Merseyside and Greater Manchester (Lot 36)
The OMR indicated that planned commercial coverage for gigabit-capable broadband would reach approximately 1,549,670 premises, and would therefore leave the remaining 569,694 premises without access to gigabit-capable broadband.
Details TBA.
Newcastle and North Tyneside (Lot 38)
The OMR indicated that planned commercial coverage for gigabit-capable broadband would reach approximately 184,945 premises, and would therefore leave the remaining 71,441 premises without access to gigabit-capable broadband.
Details TBA.
The above reviews are due to run from now until 5pm on 4th November 2022. Some of you will also notice that the “estimated number of uncommercial premises” differs significantly from the OMR figure for “remaining premises without access to gigabit-capable broadband,” which is because the prior OMR figure also includes “Under Review” premises into the total (i.e. premises where suppliers have reported planned commercial broadband coverage, but where those plans have been judged through the OMR as potentially being at risk of not being completed).
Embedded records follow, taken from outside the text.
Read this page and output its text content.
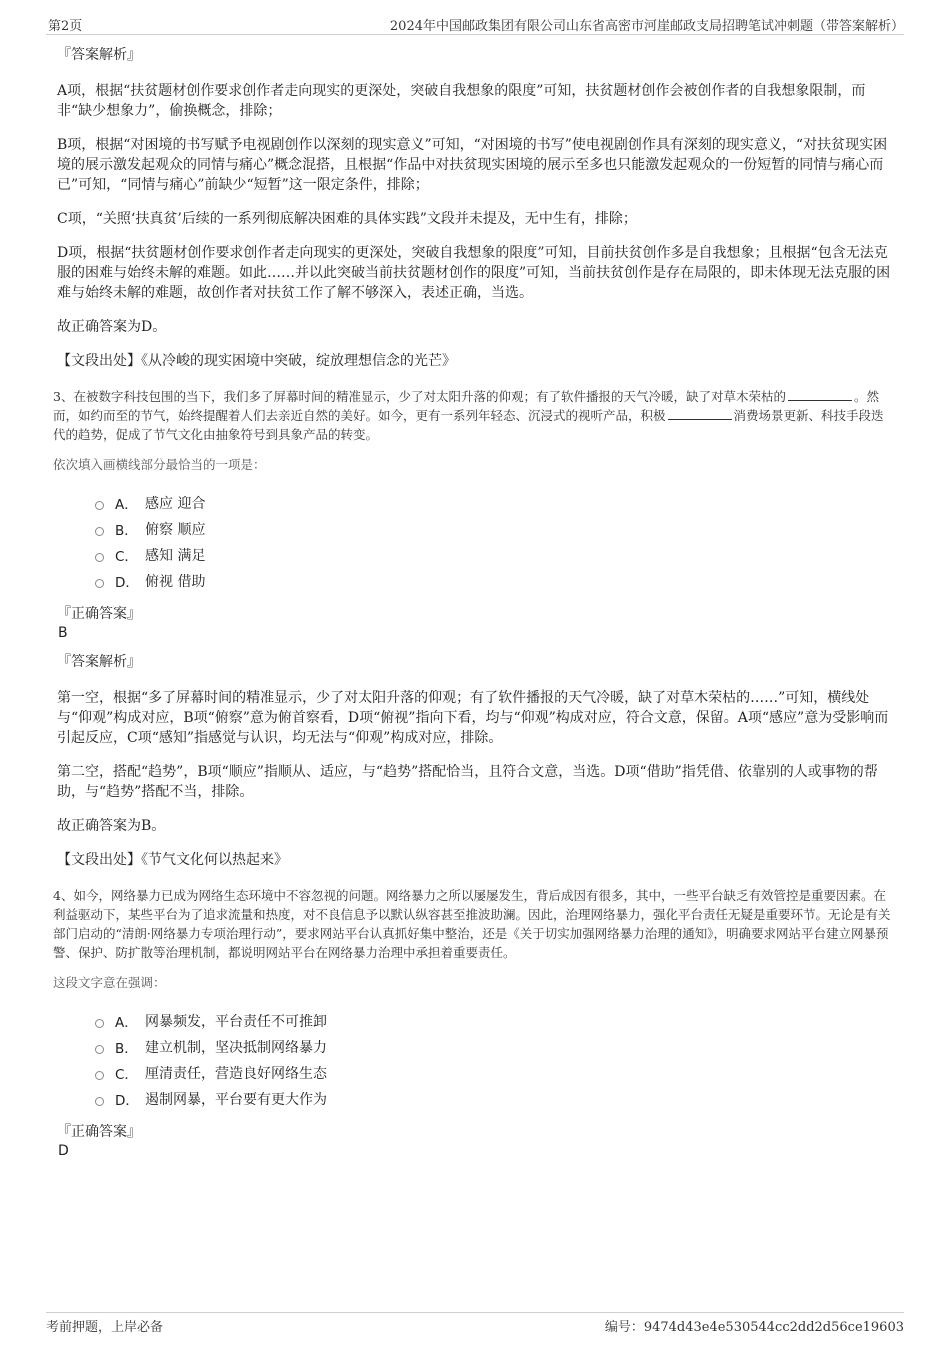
第2页	2024年中国邮政集团有限公司山东省高密市河崖邮政支局招聘笔试冲刺题（带答案解析）
『答案解析』
A项，根据“扶贫题材创作要求创作者走向现实的更深处，突破自我想象的限度”可知，扶贫题材创作会被创作者的自我想象限制，而非“缺少想象力”，偷换概念，排除；
B项，根据“对困境的书写赋予电视剧创作以深刻的现实意义”可知，“对困境的书写”使电视剧创作具有深刻的现实意义，“对扶贫现实困境的展示激发起观众的同情与痛心”概念混搭，且根据“作品中对扶贫现实困境的展示至多也只能激发起观众的一份短暂的同情与痛心而已”可知，“同情与痛心”前缺少“短暂”这一限定条件，排除；
C项，“关照‘扶真贫’后续的一系列彻底解决困难的具体实践”文段并未提及，无中生有，排除；
D项，根据“扶贫题材创作要求创作者走向现实的更深处，突破自我想象的限度”可知，目前扶贫创作多是自我想象；且根据“包含无法克服的困难与始终未解的难题。如此……并以此突破当前扶贫题材创作的限度”可知，当前扶贫创作是存在局限的，即未体现无法克服的困难与始终未解的难题，故创作者对扶贫工作了解不够深入，表述正确，当选。
故正确答案为D。
【文段出处】《从冷峻的现实困境中突破，绽放理想信念的光芒》
3、在被数字科技包围的当下，我们多了屏幕时间的精准显示，少了对太阳升落的仰观；有了软件播报的天气冷暖，缺了对草木荣枯的	。然而，如约而至的节气，始终提醒着人们去亲近自然的美好。如今，更有一系列年轻态、沉浸式的视听产品，积极	消费场景更新、科技手段迭代的趋势，促成了节气文化由抽象符号到具象产品的转变。
依次填入画横线部分最恰当的一项是：
A． 感应 迎合
B． 俯察 顺应
C． 感知 满足
D． 俯视 借助
『正确答案』
B
『答案解析』
第一空，根据“多了屏幕时间的精准显示，少了对太阳升落的仰观；有了软件播报的天气冷暖，缺了对草木荣枯的……”可知，横线处与“仰观”构成对应，B项“俯察”意为俯首察看，D项“俯视”指向下看，均与“仰观”构成对应，符合文意，保留。A项“感应”意为受影响而引起反应，C项“感知”指感觉与认识，均无法与“仰观”构成对应，排除。
第二空，搭配“趋势”，B项“顺应”指顺从、适应，与“趋势”搭配恰当，且符合文意，当选。D项“借助”指凭借、依靠别的人或事物的帮助，与“趋势”搭配不当，排除。
故正确答案为B。
【文段出处】《节气文化何以热起来》
4、如今，网络暴力已成为网络生态环境中不容忽视的问题。网络暴力之所以屡屡发生，背后成因有很多，其中，一些平台缺乏有效管控是重要因素。在利益驱动下，某些平台为了追求流量和热度，对不良信息予以默认纵容甚至推波助澜。因此，治理网络暴力，强化平台责任无疑是重要环节。无论是有关部门启动的“清朗·网络暴力专项治理行动”，要求网站平台认真抓好集中整治，还是《关于切实加强网络暴力治理的通知》，明确要求网站平台建立网暴预警、保护、防扩散等治理机制，都说明网站平台在网络暴力治理中承担着重要责任。
这段文字意在强调：
A． 网暴频发，平台责任不可推卸
B． 建立机制，坚决抵制网络暴力
C． 厘清责任，营造良好网络生态
D． 遏制网暴，平台要有更大作为
『正确答案』
D
考前押题，上岸必备	编号：9474d43e4e530544cc2dd2d56ce19603
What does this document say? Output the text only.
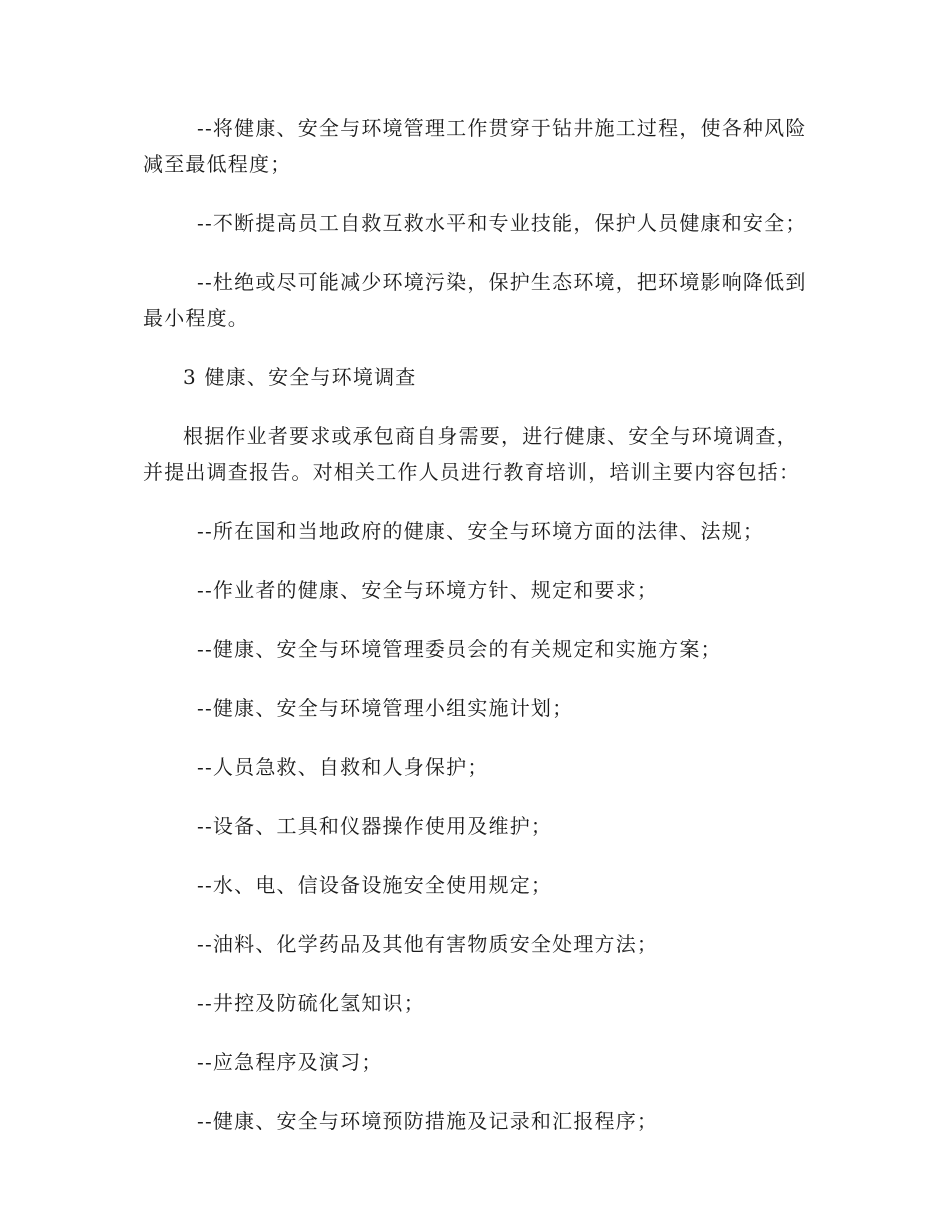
--将健康、安全与环境管理工作贯穿于钻井施工过程，使各种风险减至最低程度；

--不断提高员工自救互救水平和专业技能，保护人员健康和安全；

--杜绝或尽可能减少环境污染，保护生态环境，把环境影响降低到最小程度。

3 健康、安全与环境调查

根据作业者要求或承包商自身需要，进行健康、安全与环境调查，并提出调查报告。对相关工作人员进行教育培训，培训主要内容包括：

--所在国和当地政府的健康、安全与环境方面的法律、法规；

--作业者的健康、安全与环境方针、规定和要求；

--健康、安全与环境管理委员会的有关规定和实施方案；

--健康、安全与环境管理小组实施计划；

--人员急救、自救和人身保护；

--设备、工具和仪器操作使用及维护；

--水、电、信设备设施安全使用规定；

--油料、化学药品及其他有害物质安全处理方法；

--井控及防硫化氢知识；

--应急程序及演习；

--健康、安全与环境预防措施及记录和汇报程序；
In addition, any suppliers (network builders) that failed or were not yet ready with their plans to respond to the earlier OMR phase can still respond via the final PR phase in order to be included. This is important because the current market is rapidly evolving, with new networks and deployment plans seeming to crop up quite frequently.
BDUK has previously also launched a new Rolling National Open Market Review process (these will be run three times a year – i.e. January, May and September), which should in the future make it easier for them to keep track of new developments in commercial builds of gigabit broadband networks. The September review has already begun (here).
Regardless if rural or urban, homes where openreach did not connect with a duct are by every definition hard to reach
Except of course for the large number of homes that are served overhead.
“Open Mark Reviews (OMR)” – perhaps you’re so used to typing your own name that you automatically stopped at the ‘k’!
Hang on now, you’re saying no one can economically provide Gigabit broadband to 1,704,232 properties in ‘Greater London’?
I…..am speechless.
It certainly suggests that none of the network operators currently has plans to connect those properties to FTTP or cable.
I’d guess it’s for entirely different reasons to the rural issue of density, most likely quite the opposite, the density of existing infrastructure and the planning and execution costs involved in deploying in such busy locations.
The traffic management costs involved in greater London would be insane.
According to the postcode checker spreadsheet, for Birmingham and Black Country, our postcode isnt covered by a gigabit capable provider as its categorised as ‘white’ unless I’m reading it wrong.
We have virgin media 1gig at said address and are on the current plans for broadband rollout by brsk.
Meanwhile in Dankshire, a town with over 5000 properties is apparently not good enough for the two altnets I contacted,
who never answered emails. Perhaps they were frightened by the close proximity of sheep?
Looking at the review for the Dankshire town, it implies the town will have to wait until OR install it with taxpayers money.
There are many densely built-up small towns in the UK without altnets nor Openreach fibre.
Deploying fibre into these small towns would be easy, ducting and poles usually already exist. This is all part of planning failures, lack of business sense, and evidence of wrong policies.
The BDUK has been a farce. At the very least, the public BDUK funders (ultimately taxpayers money) should have a shared ownership and revenue sharing, rather than letting Openreach alone reap all the benefits.
GNewton, the BDUK Superfast programme had profit sharing mechanisms which are returning millions in taxpayer funding.